夢鬼さん

黒白 黎

第1話

 些細なことで喧嘩した。初めてだった。自分でも抑えられない怒りの感情に支配され、傷つけてしまった。

 冷たい梯子の下で数年間眠らされた。それは自分に対しての罰なのかそれとも自分という感情をコントロールしなかった自分への罰なのか、氷のように冷たい牢獄の生活は退屈ではなかった。


 小学生の頃、同じクラスメイトに熱海さんという女の子がいた。その子は根っこからの都市伝説好きで、誰にでもその話を相談するほど大好きだった。自身も都市伝説が好きで、よく熱海さんと話しのウマが合い、放課後まで喋りつくしていた。

 ある日の夕暮れのことだ。熱海さんが熱心に図書館から一冊の本をもってきた。そのときは珍しく永田さん、星野さん、喜緑さん、久賀田さんの5人がそろっていた。いつもは塾やらクラブやらで時間があわないのだが、この日ばかりはちょうど都合が空いていた。

「なあ、その話、本当なのか?」

 場が興奮と不安が混じり合わせたようなピリピリとした空気の中で、永田さんが熱海さんに尋ねていた。

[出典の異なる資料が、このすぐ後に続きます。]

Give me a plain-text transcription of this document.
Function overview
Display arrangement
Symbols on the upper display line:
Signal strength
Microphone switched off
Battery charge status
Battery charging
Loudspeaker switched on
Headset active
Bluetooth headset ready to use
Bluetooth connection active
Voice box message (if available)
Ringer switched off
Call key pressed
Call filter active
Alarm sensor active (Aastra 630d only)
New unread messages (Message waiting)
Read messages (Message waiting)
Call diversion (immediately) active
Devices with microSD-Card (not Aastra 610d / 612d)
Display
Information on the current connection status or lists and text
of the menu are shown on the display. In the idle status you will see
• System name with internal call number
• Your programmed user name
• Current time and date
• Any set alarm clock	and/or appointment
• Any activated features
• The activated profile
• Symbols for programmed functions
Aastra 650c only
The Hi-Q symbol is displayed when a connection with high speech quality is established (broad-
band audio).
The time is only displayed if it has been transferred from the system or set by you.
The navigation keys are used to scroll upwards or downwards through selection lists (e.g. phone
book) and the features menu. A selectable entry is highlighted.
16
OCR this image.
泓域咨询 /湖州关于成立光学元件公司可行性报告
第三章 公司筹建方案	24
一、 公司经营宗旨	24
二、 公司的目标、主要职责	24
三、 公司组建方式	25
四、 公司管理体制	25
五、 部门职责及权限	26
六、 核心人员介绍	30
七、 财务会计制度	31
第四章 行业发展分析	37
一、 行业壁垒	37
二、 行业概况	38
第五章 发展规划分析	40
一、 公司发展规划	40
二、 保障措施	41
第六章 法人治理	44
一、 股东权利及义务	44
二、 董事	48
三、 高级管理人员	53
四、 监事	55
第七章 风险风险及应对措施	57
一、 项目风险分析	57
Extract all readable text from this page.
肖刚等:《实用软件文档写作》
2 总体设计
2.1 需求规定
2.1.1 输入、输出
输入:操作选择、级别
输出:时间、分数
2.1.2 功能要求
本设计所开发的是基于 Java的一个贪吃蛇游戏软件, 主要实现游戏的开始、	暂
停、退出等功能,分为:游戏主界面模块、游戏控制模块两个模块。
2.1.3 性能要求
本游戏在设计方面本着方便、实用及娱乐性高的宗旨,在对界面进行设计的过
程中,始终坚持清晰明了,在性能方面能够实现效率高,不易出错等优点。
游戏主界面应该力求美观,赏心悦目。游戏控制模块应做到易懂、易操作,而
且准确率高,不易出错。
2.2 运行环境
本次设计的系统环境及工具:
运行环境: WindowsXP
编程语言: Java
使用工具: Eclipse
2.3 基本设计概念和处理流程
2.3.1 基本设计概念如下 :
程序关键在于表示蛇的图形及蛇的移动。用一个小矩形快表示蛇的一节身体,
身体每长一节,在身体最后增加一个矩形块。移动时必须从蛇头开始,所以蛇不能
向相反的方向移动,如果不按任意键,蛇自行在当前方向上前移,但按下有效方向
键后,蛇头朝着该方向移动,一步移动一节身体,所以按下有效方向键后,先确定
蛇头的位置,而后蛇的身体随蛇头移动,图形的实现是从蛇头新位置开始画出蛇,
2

「”夢鬼さん”の都市伝説、みんなも知っているでしょ」

 ”夢鬼さん”…夢の中で鬼ごっこするという都市伝説だ。もっぱら夢の中の出来事なので覚えている人はいないというが、熱海さんが言うのはなんか違うことらしい。

「夢の中で鬼ごっこするやつだろ? 知っているぜ」

 星野さんが知っているというと、それに続いて永田さん、喜緑さんも首を縦に振った。自分も同じだ。

「ぼくは知らない。それなんなの、怖いやつ?」

 久賀田さんだけ知らないようだ。詳しく話そうかとしようとしたところ横から入るように永田さんが手短に伝えた。

「夢の中で鬼ごっこするんだ。みんなで」

「みんなで?」

 オウム返しにするかのように久賀田が訊くと、「そうだよ」と永田さんは返事をした。

「どうして、それが都市伝説に?」

 一見聞いて見れば他愛無い怖い話で済む程度の話だ。ただ、これには続きがあって最後鬼になった人は永久的に起きられなくなるというものだ。この話を知った久賀田さんはきっと参加することを拒むだろう。本人に伝えるべきかどうか迷っていると「最後、鬼になった人はどうなったかは誰にもわからない。ただ、夢の中で楽しい思い出に包まれるんだって」と熱海さんが明るく言った。

「そ、そうなんだ…へー」

 適当な返事をする久賀田さんに喜緑さんが熱海さんに気になることを尋ねる。

「どうして、そんなことを聞くの? まさか…」

 察するに熱海さんは不吉な笑みを浮かべた。

「ええ、察する通りよ。その”夢鬼さん”試す価値があるはずよ」

 それからというもの、何かにとりつかれてしまったかのように”夢鬼さん”の儀式を実行してしまうのだった。